The evidence of manipulation is mixed; Rhode and Stumpf find in Manipulating Political Stock Markets: A Field Experiment and a Century of Observational Data that such attacks tend to be difficult to maintain beyond the short-term but when Cary Deck, Shengle Lin and David Porter looked at the issue in Affecting Policy by Manipulating Prediction Markets: Experimental Evidence they:
“Find clear evidence that highly incentivized manipulators can destroy the predictive power of a prediction market. That is we have identified a case where manipulators do cause human forecasters to make predictions that are no better than random guessing would generate showing that prediction markets can be manipulated. In fact, the manipulators are so effective that the econometrician observing the market cannot predict the truth more accurately than a coin flip. This finding demonstrates that policy makers should not indiscriminately rely upon market predictions.”

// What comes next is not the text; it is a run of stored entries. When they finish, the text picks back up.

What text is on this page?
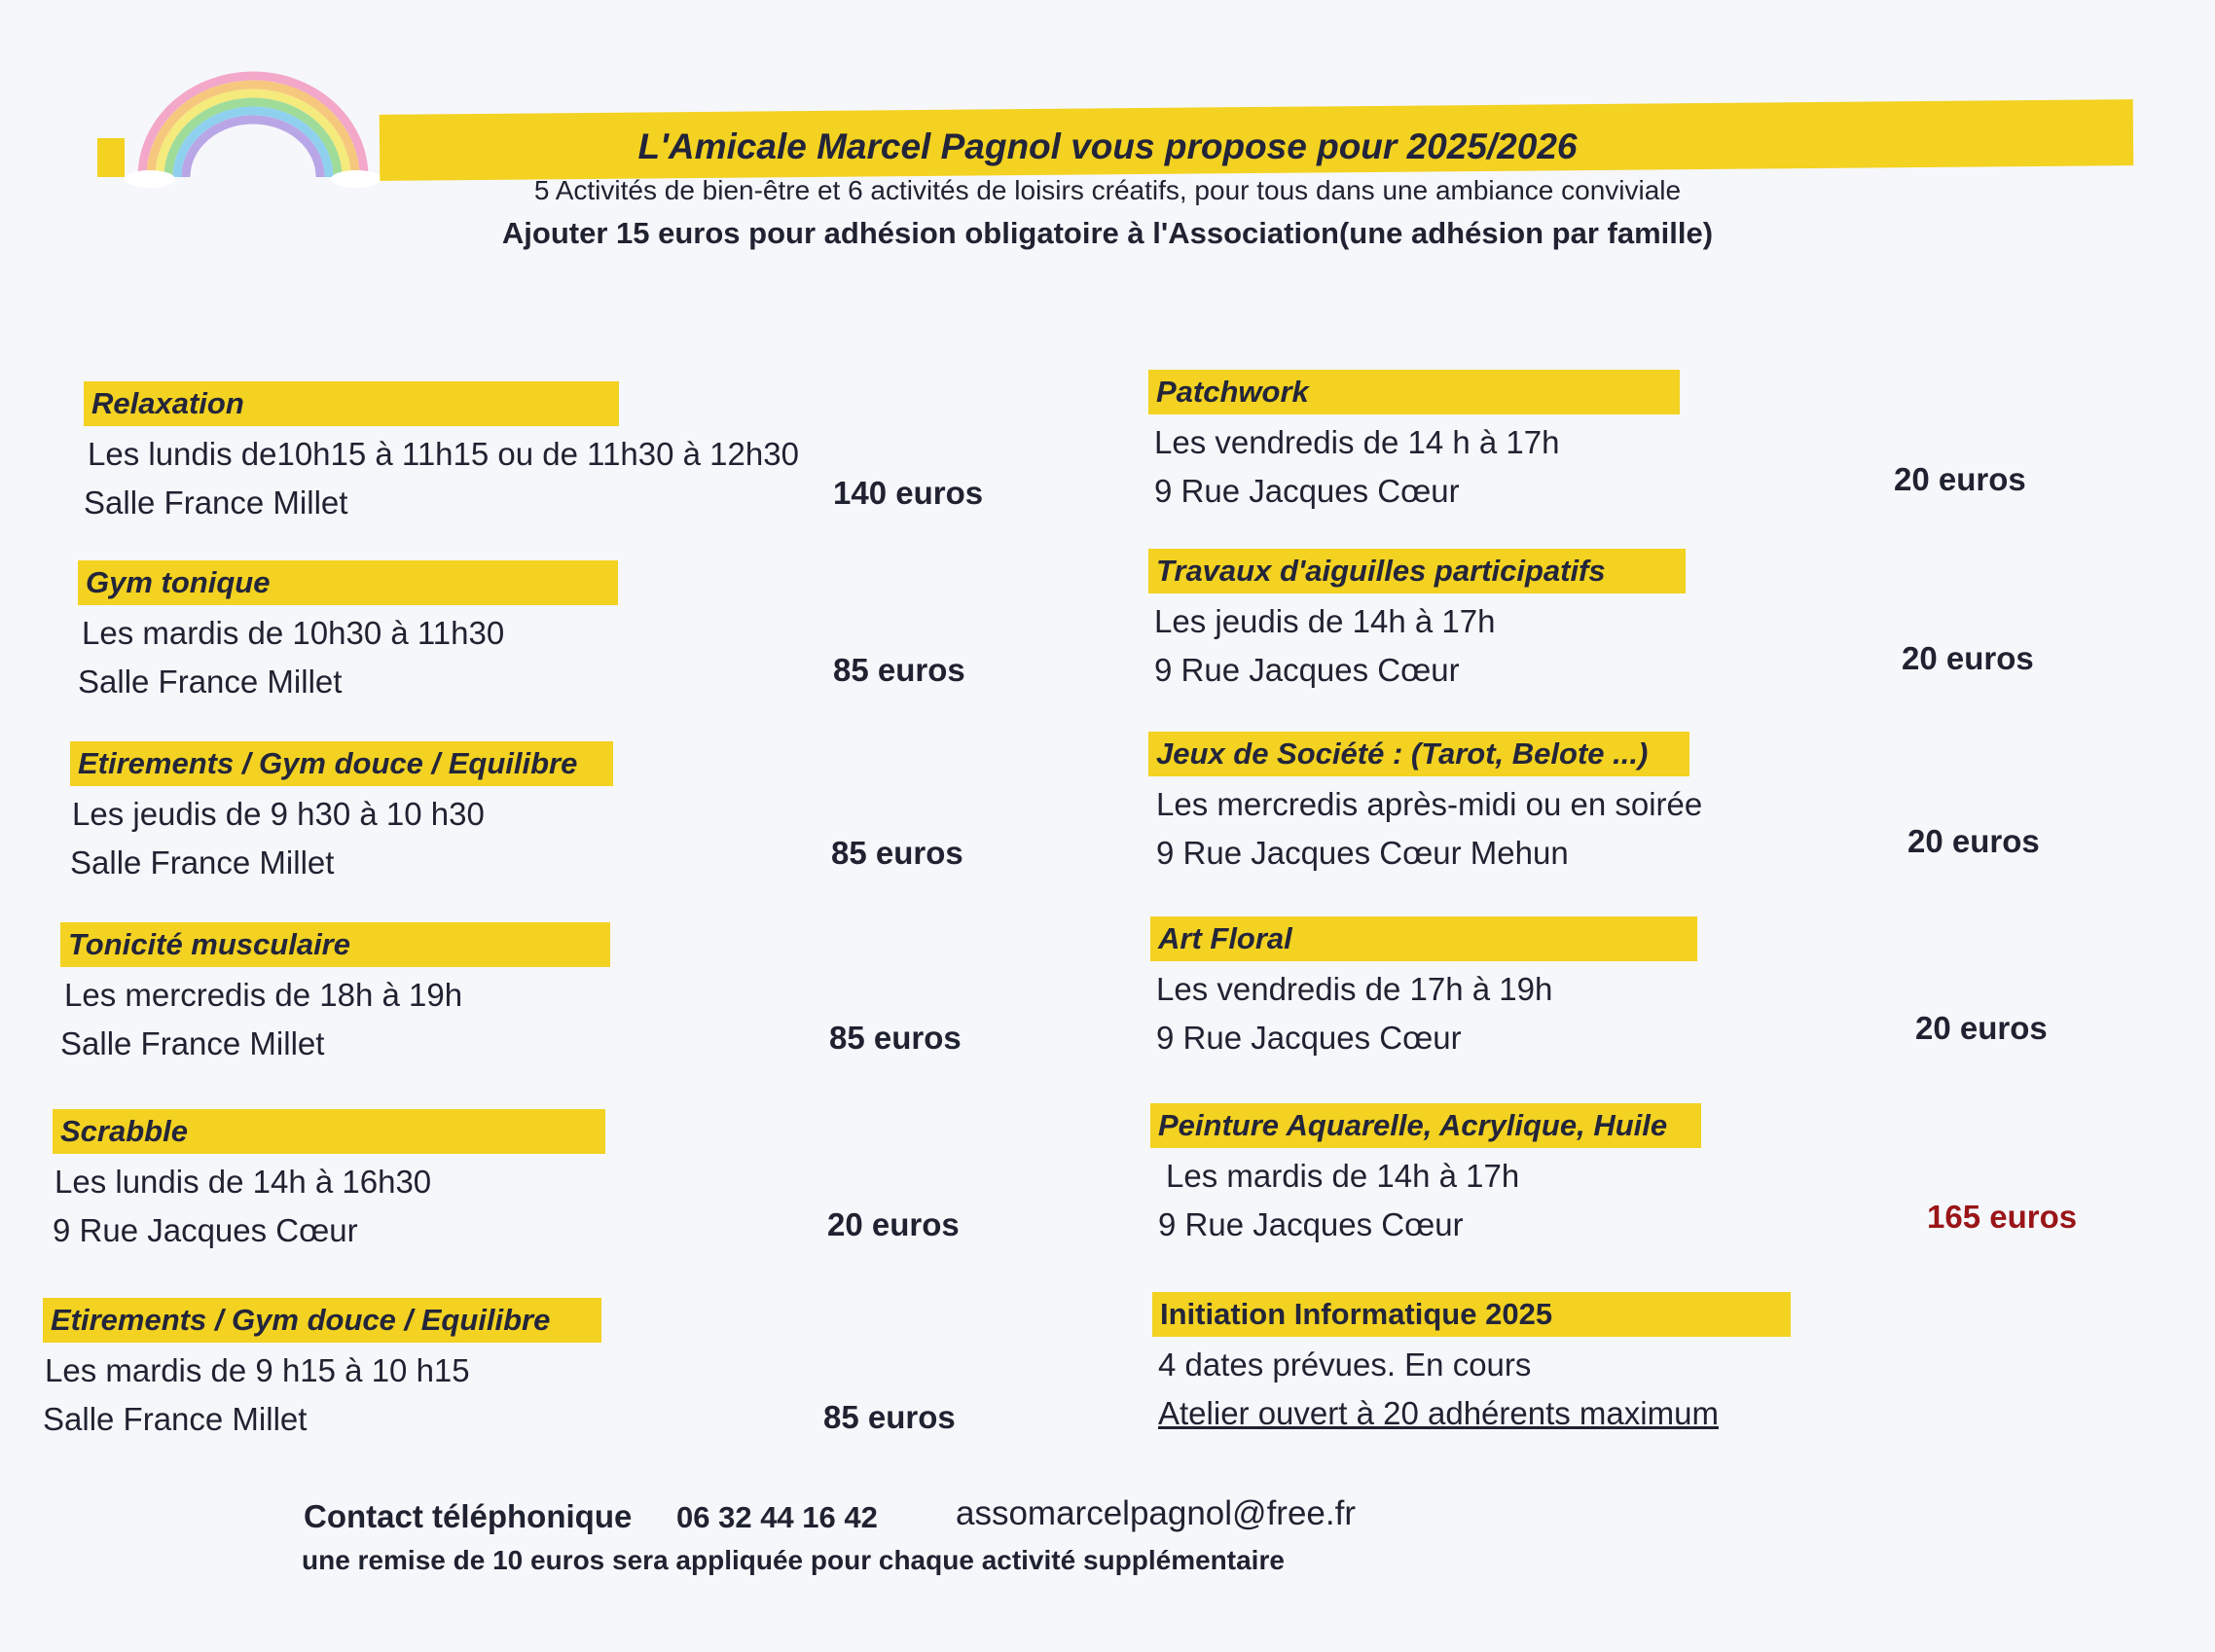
L'Amicale Marcel Pagnol vous propose pour 2025/2026
5 Activités de bien-être et 6 activités de loisirs créatifs, pour tous dans une ambiance conviviale
Ajouter 15 euros pour adhésion obligatoire à l'Association(une adhésion par famille)
Relaxation
Les lundis de10h15 à 11h15 ou de 11h30 à 12h30
Salle France Millet	140 euros
Gym tonique
Les mardis de 10h30 à 11h30
Salle France Millet	85 euros
Etirements / Gym douce / Equilibre
Les jeudis de 9 h30 à 10 h30
Salle France Millet	85 euros
Tonicité musculaire
Les mercredis de 18h à 19h
Salle France Millet	85 euros
Scrabble
Les lundis de 14h à 16h30
9 Rue Jacques Cœur	20 euros
Etirements / Gym douce / Equilibre
Les mardis de 9 h15 à 10 h15
Salle France Millet	85 euros
Patchwork
Les vendredis de 14 h à 17h
9 Rue Jacques Cœur	20 euros
Travaux d'aiguilles participatifs
Les jeudis de 14h à 17h
9 Rue Jacques Cœur	20 euros
Jeux de Société : (Tarot, Belote ...)
Les mercredis après-midi ou en soirée
9 Rue Jacques Cœur Mehun	20 euros
Art Floral
Les vendredis de 17h à 19h
9 Rue Jacques Cœur	20 euros
Peinture Aquarelle, Acrylique, Huile
Les mardis de 14h à 17h
9 Rue Jacques Cœur	165 euros
Initiation Informatique 2025
4 dates prévues. En cours
Atelier ouvert à 20 adhérents maximum
Contact téléphonique 06 32 44 16 42 assomarcelpagnol@free.fr
une remise de 10 euros sera appliquée pour chaque activité supplémentaire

As usual care needs to be taken in interpreting these results – the Deck, Lin and Porter research is based in laboratory conditions while Rode and Stumpf take their data from real-life situations, which may be more authentic but tends to be harder to analyse. Either way, in relatively thinly traded markets the possibility for manipulation is an ever-present danger.
Finding a way of making more objective, more effective policy decisions around (say) levels of healthcare and environmental investment is a highly worthwhile exercise. In a world dominated by the mantra and philosophy of markets, whatever they are, it’s an obvious step to attempt to apply this knowledge in areas such as these, which otherwise tend to be dominated by dogma and plagued by popularism. And, as a method, it's no less ethical than the alternative of cost-benefit analysis. But markets are morally blind: we can’t simply delegate our decision making unthinkingly to the invisible hand.
Prediction markets offer great scope for improving our world, both by reducing our dependence on the vagaries of political ideology and by improving our use of the limited resources of island Earth. However, objectivity is a chimera, don’t trust the leader who delegates responsibility to the wisdom of crowds: it’s surprisingly limited, subject to the vagaries of mass psychology and exposed to nudge-led manipulation. As usual, no free lunches, but maybe offering a taster or two to whet the appetite?